Aprova a orgânica das Administrações Marítimas do Norte, Centro e Sul
de 21 de Setembro
A Lei Orgânica do Ministério do Mar, aprovada pelo Decreto-Lei n.º 154/92, de 25 de Julho, procedeu à criação das Administrações Marítimas do Norte, Centro e Sul, remetendo para decreto regulamentar a definição das respectivas competências.
Porém, justificando-se a definição de um modelo organizacional altamente flexível, a forma de decreto-lei apresenta-se como a mais indicada para alcançar tal objectivo.
Assim:
Nos termos da alínea a) do n.º 1 do artigo 201.º da Constituição, o Governo decreta o seguinte:
Artigo 1.º — Natureza
1 - As Administrações Marítimas do Norte, Centro e Sul, abreviadamente designadas por Administrações Marítimas, são serviços operativos locais do Ministério do Mar.
2 - A sede e a área geográfica de actuação de cada Administração Marítima são fixadas por portaria do Ministro do Mar.
Artigo 2.º — Competências
Compete às Administrações Marítimas assegurar localmente a prossecução das atribuições da Direcção-Geral de Portos, Navegação e Transportes Marítimos (DGPNTM) e da Direcção-Geral das Pescas (DGP), de harmonia com as delegações de poderes que o Ministro do Mar e os directores-gerais respectivos concederem aos seus administradores, e cooperar com os demais serviços do Ministério do Mar.
Artigo 3.º — Administrador
1 - A Administração Marítima é dirigida por um administrador, equiparado, para todos os efeitos legais, a subdirector-geral, competindo-lhe:
Coordenar e dirigir a respectiva Administração Marítima;
Exercer os poderes que lhe forem delegados pelo Ministro do Mar e pelos directores-gerais de Portos, Navegação e Transportes Marítimos e das Pescas;
Representar a Administração Marítima;
Elaborar o plano e o relatório anuais de actividades, os quais integram, na parte respectiva, os planos e relatórios de actividades da DGPNTM e da DGP;
Autorizar a realização de despesas de acordo com os poderes que lhe forem delegados e dentro dos limites legais.

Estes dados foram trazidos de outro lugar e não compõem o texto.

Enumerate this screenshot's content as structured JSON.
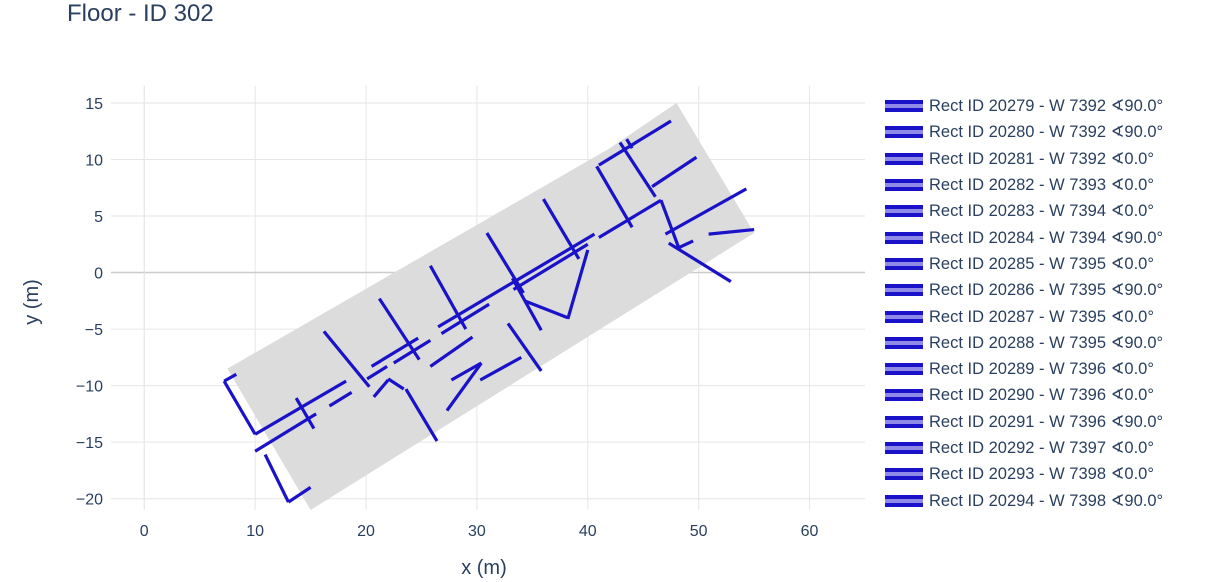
{
  "title": "Floor - ID 302",
  "chart_data": {
    "type": "line",
    "title": "Floor - ID 302",
    "xlabel": "x (m)",
    "ylabel": "y (m)",
    "xlim": [
      -3,
      65
    ],
    "ylim": [
      -21,
      16.5
    ],
    "x_ticks": [
      0,
      10,
      20,
      30,
      40,
      50,
      60
    ],
    "y_ticks": [
      15,
      10,
      5,
      0,
      -5,
      -10,
      -15,
      -20
    ],
    "x_tick_labels": [
      "0",
      "10",
      "20",
      "30",
      "40",
      "50",
      "60"
    ],
    "y_tick_labels": [
      "15",
      "10",
      "5",
      "0",
      "−5",
      "−10",
      "−15",
      "−20"
    ],
    "grid": true,
    "legend_position": "right",
    "colors": {
      "wall": "#1a12c8",
      "floor_fill": "#dcdcdc",
      "grid": "#e6e6e6",
      "zeroline": "#cccccc"
    },
    "floor_polygon": [
      [
        7.5,
        -8.5
      ],
      [
        42,
        11
      ],
      [
        48,
        15
      ],
      [
        55,
        3.5
      ],
      [
        15,
        -21
      ]
    ],
    "series": [
      {
        "name": "Rect ID 20279 - W 7392 ∢90.0°",
        "segments": [
          [
            [
              10,
              -14.3
            ],
            [
              18.2,
              -9.6
            ]
          ]
        ]
      },
      {
        "name": "Rect ID 20280 - W 7392 ∢90.0°",
        "segments": [
          [
            [
              20.5,
              -8.3
            ],
            [
              24.7,
              -5.8
            ]
          ],
          [
            [
              26.5,
              -4.8
            ],
            [
              40.6,
              3.4
            ]
          ]
        ]
      },
      {
        "name": "Rect ID 20281 - W 7392 ∢0.0°",
        "segments": [
          [
            [
              15.3,
              -13.8
            ],
            [
              13.7,
              -11.1
            ]
          ],
          [
            [
              20.3,
              -10.1
            ],
            [
              16.2,
              -5.2
            ]
          ],
          [
            [
              24.8,
              -7.7
            ],
            [
              21.2,
              -2.3
            ]
          ],
          [
            [
              29.0,
              -5.0
            ],
            [
              25.8,
              0.6
            ]
          ]
        ]
      },
      {
        "name": "Rect ID 20282 - W 7393 ∢0.0°",
        "segments": [
          [
            [
              34.2,
              -1.8
            ],
            [
              30.9,
              3.5
            ]
          ],
          [
            [
              39.2,
              1.2
            ],
            [
              36.0,
              6.5
            ]
          ],
          [
            [
              44.0,
              4.0
            ],
            [
              40.8,
              9.4
            ]
          ]
        ]
      },
      {
        "name": "Rect ID 20283 - W 7394 ∢0.0°",
        "segments": [
          [
            [
              41.0,
              9.5
            ],
            [
              47.5,
              13.4
            ]
          ]
        ]
      },
      {
        "name": "Rect ID 20284 - W 7394 ∢90.0°",
        "segments": [
          [
            [
              7.2,
              -9.6
            ],
            [
              8.3,
              -9.0
            ]
          ],
          [
            [
              7.2,
              -9.6
            ],
            [
              10,
              -14.3
            ]
          ]
        ]
      },
      {
        "name": "Rect ID 20285 - W 7395 ∢0.0°",
        "segments": [
          [
            [
              46.1,
              6.7
            ],
            [
              42.9,
              11.5
            ]
          ],
          [
            [
              43.5,
              11.8
            ],
            [
              44.0,
              11.0
            ]
          ]
        ]
      },
      {
        "name": "Rect ID 20286 - W 7395 ∢90.0°",
        "segments": [
          [
            [
              45.8,
              7.6
            ],
            [
              49.8,
              10.2
            ]
          ]
        ]
      },
      {
        "name": "Rect ID 20287 - W 7395 ∢0.0°",
        "segments": [
          [
            [
              10.0,
              -15.8
            ],
            [
              15.5,
              -12.5
            ]
          ],
          [
            [
              16.7,
              -11.8
            ],
            [
              18.7,
              -10.6
            ]
          ]
        ]
      },
      {
        "name": "Rect ID 20288 - W 7395 ∢90.0°",
        "segments": [
          [
            [
              20.1,
              -9.4
            ],
            [
              21.9,
              -8.3
            ]
          ],
          [
            [
              22.5,
              -8.0
            ],
            [
              25.8,
              -6.0
            ]
          ],
          [
            [
              26.8,
              -5.4
            ],
            [
              31.1,
              -2.8
            ]
          ]
        ]
      },
      {
        "name": "Rect ID 20289 - W 7396 ∢0.0°",
        "segments": [
          [
            [
              33.3,
              -1.5
            ],
            [
              40.0,
              2.5
            ]
          ],
          [
            [
              41.0,
              3.1
            ],
            [
              46.6,
              6.4
            ]
          ]
        ]
      },
      {
        "name": "Rect ID 20290 - W 7396 ∢0.0°",
        "segments": [
          [
            [
              46.6,
              6.4
            ],
            [
              48.2,
              2.2
            ]
          ],
          [
            [
              47.0,
              3.4
            ],
            [
              54.3,
              7.4
            ]
          ],
          [
            [
              47.3,
              2.6
            ],
            [
              52.9,
              -0.8
            ]
          ],
          [
            [
              48.2,
              2.2
            ],
            [
              49.5,
              2.8
            ]
          ]
        ]
      },
      {
        "name": "Rect ID 20291 - W 7396 ∢90.0°",
        "segments": [
          [
            [
              20.7,
              -11.0
            ],
            [
              22.0,
              -9.5
            ]
          ],
          [
            [
              22.0,
              -9.4
            ],
            [
              23.4,
              -10.3
            ]
          ],
          [
            [
              23.6,
              -10.3
            ],
            [
              26.4,
              -14.9
            ]
          ]
        ]
      },
      {
        "name": "Rect ID 20292 - W 7397 ∢0.0°",
        "segments": [
          [
            [
              25.8,
              -8.3
            ],
            [
              29.6,
              -5.7
            ]
          ],
          [
            [
              27.7,
              -9.5
            ],
            [
              30.4,
              -8.0
            ]
          ],
          [
            [
              30.3,
              -9.5
            ],
            [
              34.0,
              -7.5
            ]
          ],
          [
            [
              30.4,
              -8.0
            ],
            [
              27.3,
              -12.2
            ]
          ]
        ]
      },
      {
        "name": "Rect ID 20293 - W 7398 ∢0.0°",
        "segments": [
          [
            [
              35.8,
              -5.1
            ],
            [
              33.2,
              -0.5
            ]
          ],
          [
            [
              34.3,
              -2.5
            ],
            [
              38.2,
              -4.0
            ]
          ],
          [
            [
              40.0,
              2.0
            ],
            [
              38.2,
              -4.1
            ]
          ]
        ]
      },
      {
        "name": "Rect ID 20294 - W 7398 ∢90.0°",
        "segments": [
          [
            [
              10.9,
              -16.1
            ],
            [
              13.0,
              -20.3
            ]
          ],
          [
            [
              13.0,
              -20.3
            ],
            [
              15.0,
              -19.0
            ]
          ],
          [
            [
              32.8,
              -4.5
            ],
            [
              35.8,
              -8.7
            ]
          ],
          [
            [
              50.9,
              3.4
            ],
            [
              55.0,
              3.8
            ]
          ]
        ]
      }
    ]
  }
}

2 - O administrador depende funcionalmente do director-geral das Pescas e do director-geral de Portos, Navegação e Transportes Marítimos nas áreas de actuação das respectivas direcções-gerais.
3 - Sem prejuízo do disposto no número anterior, é atribuída ao administrador a competência em matéria de pessoal reconhecida por lei aos directores-gerais.
Artigo 4.º — Organização
1 - A Administração Marítima compreende:
Um Núcleo de Coordenação de Portos, Navegação e Transportes Marítimos;
Um Núcleo de Coordenação das Pescas;
Uma Secção de Apoio Administrativo.
2 - Os núcleos são dirigidos por chefes de divisão.
Artigo 5.º — Pessoal
1 - As Administrações Marítimas do Norte, Centro e Sul dispõem cada uma do pessoal dirigente constante do quadro anexo ao presente diploma, que dele faz parte integrante.

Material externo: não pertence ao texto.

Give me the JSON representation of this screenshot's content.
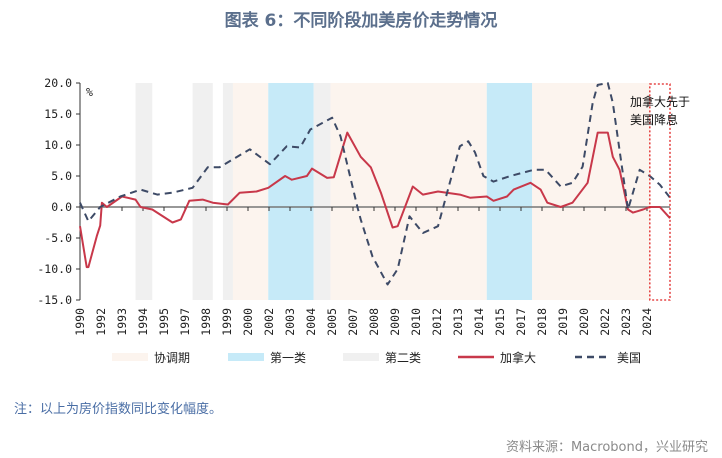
{
  "title": "图表 6：不同阶段加美房价走势情况",
  "note": "注：以上为房价指数同比变化幅度。",
  "source": "资料来源：Macrobond，兴业研究",
  "chart_data": {
    "type": "line",
    "title": "图表 6：不同阶段加美房价走势情况",
    "ylabel": "%",
    "ylim": [
      -15,
      20
    ],
    "yticks": [
      "20.0",
      "15.0",
      "10.0",
      "5.0",
      "0.0",
      "-5.0",
      "-10.0",
      "-15.0"
    ],
    "xlim": [
      1990,
      2025.1
    ],
    "xtick_labels": [
      "1990",
      "1992",
      "1993",
      "1994",
      "1995",
      "1997",
      "1998",
      "1999",
      "2000",
      "2002",
      "2003",
      "2004",
      "2005",
      "2007",
      "2008",
      "2009",
      "2010",
      "2012",
      "2013",
      "2014",
      "2015",
      "2017",
      "2018",
      "2019",
      "2020",
      "2022",
      "2023",
      "2024"
    ],
    "colors": {
      "canada": "#c8384a",
      "us": "#3d4a66",
      "coordination": "#fcf4ee",
      "type1": "#c6eaf8",
      "type2": "#f0f0f0",
      "annotation_box": "#e02020"
    },
    "legend": {
      "position": "bottom",
      "items": [
        "协调期",
        "第一类",
        "第二类",
        "加拿大",
        "美国"
      ]
    },
    "shaded_periods": [
      {
        "type": "第二类",
        "start": 1993.3,
        "end": 1994.3
      },
      {
        "type": "第二类",
        "start": 1996.7,
        "end": 1997.9
      },
      {
        "type": "第二类",
        "start": 1998.5,
        "end": 1999.1
      },
      {
        "type": "协调期",
        "start": 1999.1,
        "end": 2001.2
      },
      {
        "type": "第一类",
        "start": 2001.2,
        "end": 2003.9
      },
      {
        "type": "第二类",
        "start": 2003.9,
        "end": 2004.9
      },
      {
        "type": "协调期",
        "start": 2004.9,
        "end": 2014.2
      },
      {
        "type": "第一类",
        "start": 2014.2,
        "end": 2016.9
      },
      {
        "type": "协调期",
        "start": 2016.9,
        "end": 2023.9
      }
    ],
    "annotation": {
      "text": "加拿大先于美国降息",
      "box_start": 2023.9,
      "box_end": 2025.1
    },
    "series": [
      {
        "name": "加拿大",
        "style": "solid",
        "x": [
          1990.0,
          1990.4,
          1990.5,
          1991.0,
          1991.2,
          1991.3,
          1991.6,
          1992.5,
          1993.3,
          1993.6,
          1994.3,
          1995.5,
          1996.0,
          1996.5,
          1997.3,
          1997.9,
          1998.8,
          1999.5,
          2000.5,
          2001.2,
          2002.2,
          2002.6,
          2003.5,
          2003.8,
          2004.7,
          2005.1,
          2005.9,
          2006.7,
          2007.3,
          2007.9,
          2008.6,
          2008.9,
          2009.8,
          2010.4,
          2011.3,
          2012.6,
          2013.2,
          2014.2,
          2014.6,
          2015.4,
          2015.8,
          2016.8,
          2017.4,
          2017.8,
          2018.6,
          2019.3,
          2020.2,
          2020.8,
          2021.4,
          2021.7,
          2022.1,
          2022.6,
          2022.9,
          2023.5,
          2023.9,
          2024.5,
          2025.1
        ],
        "y": [
          -3.1,
          -9.7,
          -9.7,
          -4.7,
          -3.0,
          0.7,
          0.0,
          1.7,
          1.2,
          0.0,
          -0.4,
          -2.5,
          -2.0,
          1.0,
          1.2,
          0.7,
          0.4,
          2.3,
          2.5,
          3.1,
          5.0,
          4.4,
          5.0,
          6.2,
          4.7,
          4.8,
          12.0,
          8.1,
          6.4,
          2.3,
          -3.3,
          -3.1,
          3.3,
          2.0,
          2.5,
          2.0,
          1.5,
          1.7,
          1.0,
          1.7,
          2.8,
          3.9,
          2.8,
          0.7,
          0.0,
          0.7,
          3.9,
          12.0,
          12.0,
          8.1,
          6.0,
          -0.4,
          -0.9,
          -0.4,
          0.0,
          0.0,
          -1.8
        ]
      },
      {
        "name": "美国",
        "style": "dashed",
        "x": [
          1990.0,
          1990.5,
          1991.2,
          1992.4,
          1993.6,
          1994.6,
          1995.5,
          1996.7,
          1997.6,
          1998.3,
          2000.1,
          2001.3,
          2002.3,
          2003.1,
          2003.7,
          2005.0,
          2005.5,
          2006.5,
          2006.7,
          2007.4,
          2008.3,
          2008.9,
          2009.6,
          2010.4,
          2011.3,
          2012.0,
          2012.6,
          2013.1,
          2013.5,
          2014.0,
          2014.6,
          2015.6,
          2017.0,
          2017.7,
          2018.6,
          2019.3,
          2019.9,
          2020.5,
          2020.8,
          2021.4,
          2021.7,
          2022.6,
          2023.3,
          2023.9,
          2024.5,
          2025.1
        ],
        "y": [
          0.7,
          -2.3,
          0.0,
          1.7,
          2.8,
          2.0,
          2.3,
          3.1,
          6.4,
          6.4,
          9.3,
          6.9,
          9.8,
          9.6,
          12.5,
          14.4,
          11.4,
          0.0,
          -2.0,
          -8.0,
          -12.5,
          -10.0,
          -1.5,
          -4.2,
          -3.1,
          3.9,
          9.8,
          10.6,
          8.8,
          5.0,
          4.1,
          5.0,
          6.0,
          6.0,
          3.3,
          3.9,
          6.5,
          16.8,
          19.7,
          20.0,
          16.8,
          -0.4,
          6.0,
          5.0,
          3.6,
          1.5
        ]
      }
    ]
  }
}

2 - Às Administrações Marítimas é afectado pessoal dos quadros de pessoal da DGP e da DGPNTM por despacho do Ministro do Mar.
3 - As funções do pessoal a afectar nos termos do número anterior são exercidas em regime de destacamento, sem dependência de prazo.
Artigo 6.º — Providências orçamentais
Os encargos financeiros com o funcionamento das Administrações Marítimas e com as remunerações e outros abonos devidos aos administradores e chefes de divisão são suportados por conta do orçamento da Secretaria-Geral do Ministério do Mar.
Visto e aprovado em Conselho de Ministros de 3 de Junho de 1993. - Aníbal António Cavaco Silva - Jorge Braga de Macedo - Eduardo Eugénio Castro de Azevedo Soares.
Promulgado em 21 de Julho de 1993.
Publique-se.
O Presidente da República, MÁRIO SOARES.
Referendado em 23 de Julho de 1993.
O Primeiro-Ministro, Aníbal António Cavaco Silva.